Radius News

Publishing Note: When CE-Lery Stalks Talk

08/08/2023

Strong relationships are the bedrock of successful publishing and communication is a keystone of strong relationships. In a (mostly) post-pandemic world, we may commute to company offices, stay at home/work remotely, or do a hybrid balancing act for our work. While technology can greatly enable communication—in fact, it’s absolutely indispensable—it’s not the same as meeting and communicating in person. An email thread from a long-running ListServ group for editors recently reminded me how a throwback technology prepared us to navigate the pandemic, work remotely, and most importantly communicate with one another.

The Copyediting List or CE-L (http://www.copyediting-l.info/) has been around for a long time (started in 1992, I believe). Members can peruse the archives and read posts from a couple decades ago, or the latest ones. For those born after roughly 1990, if you can believe it there was actually a time before online social media platforms existed. In those ancient days, email lists allowed people with special interests to communicate directly, in close to real time, about topics of mutual concern. Subscribers to the CE-L could send emails to the list, which were then forwarded to list members, who could reply to the list, so everyone on the list could see and join in the back-and-forth. List shorthand refers to the list as “CE-Lery”—all Copyediting-L listmates collectively (a vegetable joke based on the nickname CE-L). Given our quirky editorial humor, members call themselves stalks (i.e., of celery).

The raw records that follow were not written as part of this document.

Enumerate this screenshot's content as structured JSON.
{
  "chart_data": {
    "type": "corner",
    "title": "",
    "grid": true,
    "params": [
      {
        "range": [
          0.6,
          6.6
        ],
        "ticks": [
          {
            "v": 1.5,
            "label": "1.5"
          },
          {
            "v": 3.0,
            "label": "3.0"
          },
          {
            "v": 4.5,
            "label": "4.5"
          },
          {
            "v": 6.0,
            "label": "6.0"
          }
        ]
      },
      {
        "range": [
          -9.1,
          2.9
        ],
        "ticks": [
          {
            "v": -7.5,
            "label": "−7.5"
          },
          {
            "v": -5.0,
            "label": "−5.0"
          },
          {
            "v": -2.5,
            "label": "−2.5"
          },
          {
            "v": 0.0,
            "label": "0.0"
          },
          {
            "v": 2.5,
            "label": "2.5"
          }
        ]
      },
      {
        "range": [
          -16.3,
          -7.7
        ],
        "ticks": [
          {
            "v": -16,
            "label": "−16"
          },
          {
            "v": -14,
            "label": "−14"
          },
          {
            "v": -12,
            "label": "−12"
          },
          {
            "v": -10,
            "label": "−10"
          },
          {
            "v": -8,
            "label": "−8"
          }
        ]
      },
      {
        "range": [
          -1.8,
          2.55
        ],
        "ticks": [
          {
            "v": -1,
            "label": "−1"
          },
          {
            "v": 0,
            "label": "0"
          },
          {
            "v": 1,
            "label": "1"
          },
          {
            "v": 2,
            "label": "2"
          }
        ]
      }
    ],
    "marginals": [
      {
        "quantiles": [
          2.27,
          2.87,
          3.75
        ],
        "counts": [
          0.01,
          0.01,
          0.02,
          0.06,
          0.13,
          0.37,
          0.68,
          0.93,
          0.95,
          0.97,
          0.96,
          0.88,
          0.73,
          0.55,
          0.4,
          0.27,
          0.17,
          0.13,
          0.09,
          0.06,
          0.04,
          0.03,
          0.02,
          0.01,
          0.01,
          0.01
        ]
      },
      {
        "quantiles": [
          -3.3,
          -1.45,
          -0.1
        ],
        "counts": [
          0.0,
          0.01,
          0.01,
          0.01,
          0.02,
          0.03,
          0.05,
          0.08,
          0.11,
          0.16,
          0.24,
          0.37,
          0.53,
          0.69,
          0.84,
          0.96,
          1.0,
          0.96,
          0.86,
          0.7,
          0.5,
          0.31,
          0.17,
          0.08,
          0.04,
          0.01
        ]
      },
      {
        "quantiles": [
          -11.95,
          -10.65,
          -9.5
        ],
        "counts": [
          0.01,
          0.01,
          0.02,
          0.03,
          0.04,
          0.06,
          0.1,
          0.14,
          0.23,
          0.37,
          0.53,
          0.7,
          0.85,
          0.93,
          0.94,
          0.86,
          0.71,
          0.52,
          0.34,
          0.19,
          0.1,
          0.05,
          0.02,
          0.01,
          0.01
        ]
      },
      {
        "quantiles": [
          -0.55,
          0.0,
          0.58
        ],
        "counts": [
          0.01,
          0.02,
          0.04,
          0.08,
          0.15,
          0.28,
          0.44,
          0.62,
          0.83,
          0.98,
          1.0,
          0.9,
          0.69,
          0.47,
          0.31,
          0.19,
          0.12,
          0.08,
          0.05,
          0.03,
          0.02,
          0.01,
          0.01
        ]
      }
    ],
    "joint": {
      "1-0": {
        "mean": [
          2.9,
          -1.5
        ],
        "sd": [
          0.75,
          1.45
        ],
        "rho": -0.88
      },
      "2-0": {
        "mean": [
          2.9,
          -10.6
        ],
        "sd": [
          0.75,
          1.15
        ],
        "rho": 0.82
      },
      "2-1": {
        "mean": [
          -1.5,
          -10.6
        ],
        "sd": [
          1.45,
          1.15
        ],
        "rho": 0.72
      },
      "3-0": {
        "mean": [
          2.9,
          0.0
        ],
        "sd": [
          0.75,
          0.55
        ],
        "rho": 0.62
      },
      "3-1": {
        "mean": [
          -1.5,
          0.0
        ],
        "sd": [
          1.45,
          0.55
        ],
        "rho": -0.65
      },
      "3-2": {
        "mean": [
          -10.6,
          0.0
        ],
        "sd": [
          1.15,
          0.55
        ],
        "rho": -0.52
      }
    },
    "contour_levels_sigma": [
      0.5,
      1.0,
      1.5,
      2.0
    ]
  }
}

Stalks are full-time and part-time freelance editors plying their trade around the world in every sector of publishing, in-house editors, editors working for production houses, and other curious publishing folks. This list is a multidecade conversation among colleagues who have become friends.

Celery stalks talk often about a wide range of topics. Mainly, conversation centers on arcane editorial questions, solving challenges with technology, issues related to running a freelance editorial business, offering help and advice when needed, arguing fine points of grammar, syntax, diction, and the like. While the CE-L is an invaluable resource for anyone in the publishing business that deals with editing and editorial work (i.e., everyone in publishing), what makes the celery patch so valuable to its stalks is the relationships we’ve been able to develop, mostly remotely or virtually but sometimes in person at conferences or meet-ups.

Conversations about how to edit turn to personal and family issues, then to offers to take a project off the plate of someone who received a diagnosis of cancer and needs to go through radiation treatments. Every so often stalks meet in person at a conference where bonds grow stronger and appreciation for colleagues deepens to meaningful friendships. Off-list emails and personal phone calls supplement on-list posts. At one point, the list even created its own cookbook of favorite recipes from around the world. When the COVID pandemic hit in 2020, stalks had a headstart on working remotely, because we’ve been doing it for decades but not alone. The robust CE-L was a vital lifeline for maintaining our businesses, for dealing with the stress, for sharing the pain of losing loved ones and colleagues, and our sanity. Stalks were well prepared, because the CE-L provided us a venue to talk and friends to lean on.

What makes the celery patch special is how supportive and collegial stalks are. We may disagree on this and that editorial issue. That’s no different than sports fans arguing over which team is the best or political activists arguing for and against legislation or a given candidate. Though technically we may be competitors vying for business from the same clients, we genuinely are rooting for each colleague to succeed. Stalks freely share our expertise. Literally, it is free; no one gets paid and no one receives a commission or percentage of revenue. Underlying all the professional interchanges and heady discussions are the relationships binding stalks together.

For newcomers to the publishing world, you need not feel like you are an island, because a community of professional colleagues surrounds you. While the technology continues to change, the practice of communicating and developing relationships remains the same. Stalks value the CE-L email list of old, while we actively operate in the world inundated by social media. No matter the medium, what matters is how it facilitates communication and enables like-minded individuals of similar careers to develop meaningful, healthy relationships.

For authors writing and publishing books, some first-timers and others as published authors multiple times over, hopefully, reading this post will shape your perception of an industry often cast in jaded and cynical hues. Publishing professionals are people, just like you. We strive to excel at our jobs, to treat people with respect, to produce books of the highest quality, and make the world a better place by means of how we operate, as well as the products we sell in the marketplace. Relationships across the industry, particularly with authors, is of utmost importance to us. Shedding light on the personal side of the industry provides insight into the interpersonal side of what can seem like a ruthless business. When celery stalks talk, what they say is only part of the story. Celery stalk talks lay the foundation of enduring relationships. Publishing is all the better for them.